How the Ku Klux Klan flourished during the 1920s in the Midwest, including in Northern Illinois, is a cautionary tale of how extremism can become normalized.
What is known as The Second Ku Klux Klan arose in the heartland as a reaction against the political and cultural changes that followed World War I. The first Klan emerged in the South after the Civil War, terrorizing black Americans, as it did again in its third iteration during the 1960s civil rights movement.
If there is less vigilante activity associated with the Second KKK, Klan ideology has always been based on white supremacy: anti-black, anti-Semitic, anti-immigrant, and in the 1920s, anti-Catholic.

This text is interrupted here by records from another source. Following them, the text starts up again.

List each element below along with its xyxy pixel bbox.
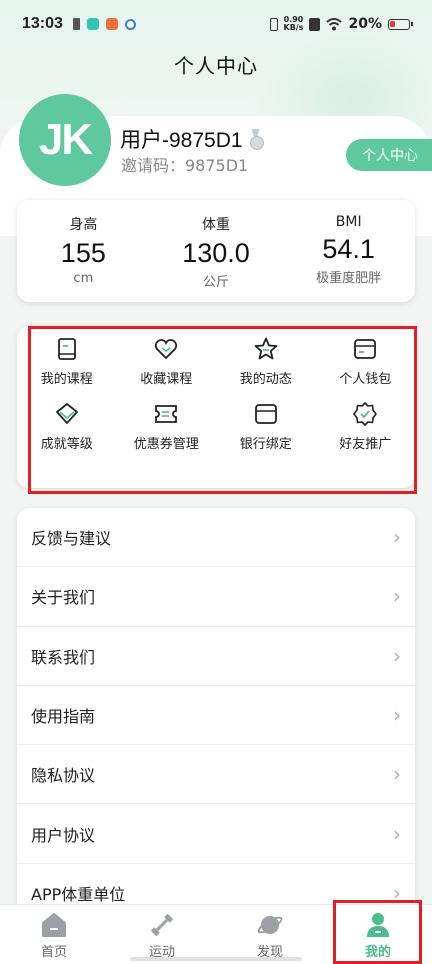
user-icon (367, 913, 389, 937)
grid-item-bank-binding[interactable]: 银行绑定 (216, 401, 316, 452)
coupon-icon (155, 405, 178, 423)
diamond-icon (55, 403, 78, 424)
notification-icons (72, 18, 136, 30)
status-bar: 13:03 0.90 KB/s 20% (0, 0, 432, 48)
tab-discover[interactable]: 发现 (216, 905, 324, 964)
grid-item-friend-referral[interactable]: 好友推广 (316, 401, 416, 452)
battery-percent: 20% (348, 16, 382, 32)
speed-unit: KB/s (283, 23, 304, 32)
tab-label: 我的 (364, 945, 391, 960)
grid-item-coupons[interactable]: 优惠券管理 (117, 401, 217, 452)
grid-item-achievements[interactable]: 成就等级 (17, 401, 117, 452)
stat-weight: 体重 130.0 公斤 (150, 200, 283, 302)
grid-item-my-courses[interactable]: 我的课程 (17, 336, 117, 387)
menu-item-label: 关于我们 (31, 588, 96, 608)
heart-icon (155, 339, 178, 360)
menu-item-contact[interactable]: 联系我们 › (17, 627, 415, 686)
grid-item-label: 成就等级 (40, 437, 93, 452)
stat-label: 体重 (202, 217, 230, 233)
stat-label: 身高 (69, 217, 98, 233)
chevron-right-icon: › (393, 525, 401, 550)
feature-grid-card: 我的课程 收藏课程 我的动态 个人钱包 成就等级 优惠券管理 银行绑定 好友推广 (17, 326, 415, 488)
chevron-right-icon: › (393, 584, 401, 609)
stat-value: 130.0 (182, 238, 250, 268)
stat-unit: cm (73, 271, 94, 286)
chevron-right-icon: › (393, 703, 401, 728)
card-icon (254, 404, 277, 424)
stat-label: BMI (335, 214, 362, 230)
menu-item-user-agreement[interactable]: 用户协议 › (17, 804, 415, 864)
sim-icon (72, 18, 80, 30)
star-icon (254, 337, 278, 360)
no-sim-icon (309, 17, 321, 31)
tab-exercise[interactable]: 运动 (108, 905, 216, 964)
menu-item-about[interactable]: 关于我们 › (17, 567, 415, 627)
home-icon (42, 913, 66, 937)
menu-item-label: 使用指南 (31, 707, 96, 727)
invite-code: 邀请码：9875D1 (121, 156, 249, 175)
menu-item-label: 隐私协议 (31, 766, 96, 786)
battery-icon (388, 18, 413, 30)
body-stats-card: 身高 155 cm 体重 130.0 公斤 BMI 54.1 极重度肥胖 (17, 200, 415, 302)
app-notification-icon (86, 18, 99, 30)
grid-item-favorite-courses[interactable]: 收藏课程 (117, 336, 217, 387)
menu-item-label: 反馈与建议 (31, 529, 112, 549)
home-indicator (130, 957, 302, 961)
grid-item-label: 个人钱包 (339, 372, 392, 387)
grid-item-wallet[interactable]: 个人钱包 (316, 336, 416, 387)
chevron-right-icon: › (393, 821, 401, 846)
chevron-right-icon: › (393, 880, 401, 905)
chevron-right-icon: › (393, 762, 401, 787)
menu-item-feedback[interactable]: 反馈与建议 › (17, 508, 415, 568)
dumbbell-icon (151, 914, 173, 936)
grid-item-label: 银行绑定 (239, 437, 292, 452)
feature-grid: 我的课程 收藏课程 我的动态 个人钱包 成就等级 优惠券管理 银行绑定 好友推广 (17, 336, 415, 452)
wallet-icon (354, 339, 377, 359)
username: 用户-9875D1 (120, 124, 264, 154)
profile-center-button[interactable]: 个人中心 (346, 139, 432, 171)
page-title: 个人中心 (174, 54, 258, 78)
medal-icon (249, 129, 264, 150)
menu-item-label: APP体重单位 (31, 884, 126, 904)
vibrate-icon (269, 17, 278, 31)
bottom-tab-bar: 首页 运动 发现 我的 (0, 904, 432, 964)
stat-value: 54.1 (322, 234, 375, 264)
tab-home[interactable]: 首页 (0, 905, 108, 964)
menu-item-label: 用户协议 (31, 825, 96, 845)
app-notification-icon-3 (124, 18, 136, 30)
grid-item-label: 优惠券管理 (133, 437, 199, 452)
settings-menu: 反馈与建议 › 关于我们 › 联系我们 › 使用指南 › 隐私协议 › 用户协议… (17, 508, 415, 928)
username-text: 用户-9875D1 (120, 129, 243, 152)
book-icon (57, 338, 76, 360)
stat-value: 155 (60, 238, 106, 268)
status-time: 13:03 (22, 15, 63, 32)
grid-item-label: 我的课程 (40, 372, 93, 387)
menu-item-label: 联系我们 (31, 647, 96, 667)
badge-icon (353, 402, 378, 426)
status-right: 0.90 KB/s 20% (269, 16, 413, 32)
app-notification-icon-2 (105, 18, 118, 30)
tab-mine[interactable]: 我的 (324, 905, 432, 964)
grid-item-label: 好友推广 (339, 437, 392, 452)
planet-icon (257, 916, 283, 934)
grid-item-my-posts[interactable]: 我的动态 (216, 336, 316, 387)
stat-bmi: BMI 54.1 极重度肥胖 (282, 200, 415, 302)
stat-unit: 公斤 (203, 275, 230, 290)
network-speed: 0.90 KB/s (284, 16, 304, 32)
menu-item-guide[interactable]: 使用指南 › (17, 686, 415, 746)
chevron-right-icon: › (393, 643, 401, 668)
stat-height: 身高 155 cm (17, 200, 150, 302)
avatar[interactable]: JK (19, 94, 111, 186)
menu-item-privacy[interactable]: 隐私协议 › (17, 745, 415, 805)
wifi-icon (326, 17, 343, 30)
grid-item-label: 我的动态 (239, 372, 292, 387)
grid-item-label: 收藏课程 (140, 372, 193, 387)
tab-label: 首页 (40, 945, 67, 960)
stat-unit: 极重度肥胖 (316, 271, 382, 286)
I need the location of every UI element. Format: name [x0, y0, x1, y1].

There is still an Illinois KKK claiming to have “new members taking the Oath for God, Race, and the Nation.”
In towns around Illinois in the 1920s, the KKK claimed protecting the white Protestant way of life was a moral duty. The perceived threat? New immigrants from eastern and southern Europe bringing their Catholicism, their different languages, and their own customs to the heartland.
In the Klan’s worldview, anyone who was not white, American-born, Protestant, and a teetotaler was suspect. Newspaper stories abound that describe Klan activity in towns all around Illinois: Anna, Springfield, Plainfield, Cicero and across Bureau, LaSalle, Henry, Stark and Lee counties.
Frequent stories in the Bureau County Record and Bureau County Tribune between 1922 and 1925 reported regular KKK rallies, membership inductions, and at least one parade, drawing large crowds, whether in Princeton or in fields near Ottawa, Sheffield, Tiskilwa, Walnut or Wyanet. The rallies, where large burning crosses were often displayed, were usually led by state Klan leaders. A Dr. Oldacre from Danville was a regular headliner.
While today the Ku Klux Klan is widely disparaged (at least publicly) as an extremist organization beyond the pale of American politics, it was not so in l920s Illinois. Then, a battle royale raged in small towns like Princeton about whether the Klan had something positive to offer to upstanding white Protestant Americans.
A Northern Illinois conference of a mainstream Protestant organization meeting in Princeton in October 1922, initially voted for a fierce anti-Klan resolution, calling it “founded on prejudice and class hatred operating in the dark behind masks of an invisible empire responsible to no one and acting as judge, jury and executioner all at the same time. ‘Nothing is more dangerous to democracy than that’” (Bureau County Record, Oct. 12, 1922).
Yet, at a later session of the same conference, the assembled clergy reversed the resolution, with one minister saying that “except in the matter of methods, the Klan stood for many of the things that the Church stands for.” The Klan presented itself as a moral crusader against gambling, sexual promiscuity and alcohol use. “Dry” political candidates found common ground with the Klan on “the liquor question,” which persisted despite (or because of) Prohibition.
In June of 1924, a news story reported the Great Titan of the Northern Province of Illinois, KKK, representing 25 northern counties, would open an office on South Main Street in Princeton. It continued “... their (the Klan’s) first open air meeting of the summer was held in a pasture west of the village of Sheffield, where the large fiery cross illuminated the scene as hundreds of automobiles carrying Klansmen from all parts of the county assembled for an initiation ceremony at which time 60 new members were initiated (Bureau County Record, June 4, 1924).
The local KKK seemed to be on the ascent. In November 1924, Klan contingents from Bureau, Henry and Stark counties paraded in full Klan regalia down Princeton’s Main Street (Bureau County Record, Nov. 2, 1924). And, in January 1925, a series of KKK meetings with a Bureau County minister in charge of each received a good response. But before long, the Second Ku Klux Klan sputtered out of existence locally and nationally. Waves of immigrants had not destroyed society after all. The national Klan self-destructed amidst stories of sex scandals and internal power struggles.
Recognizing the popularity of the Klan in 1920s Illinois is a reminder of how easy it can be to demonize entire groups of people, based on their race, ethnicity, religion or other perceived differences. Scapegoating that masquerades as patriotism is still scapegoating and a threat to democracy.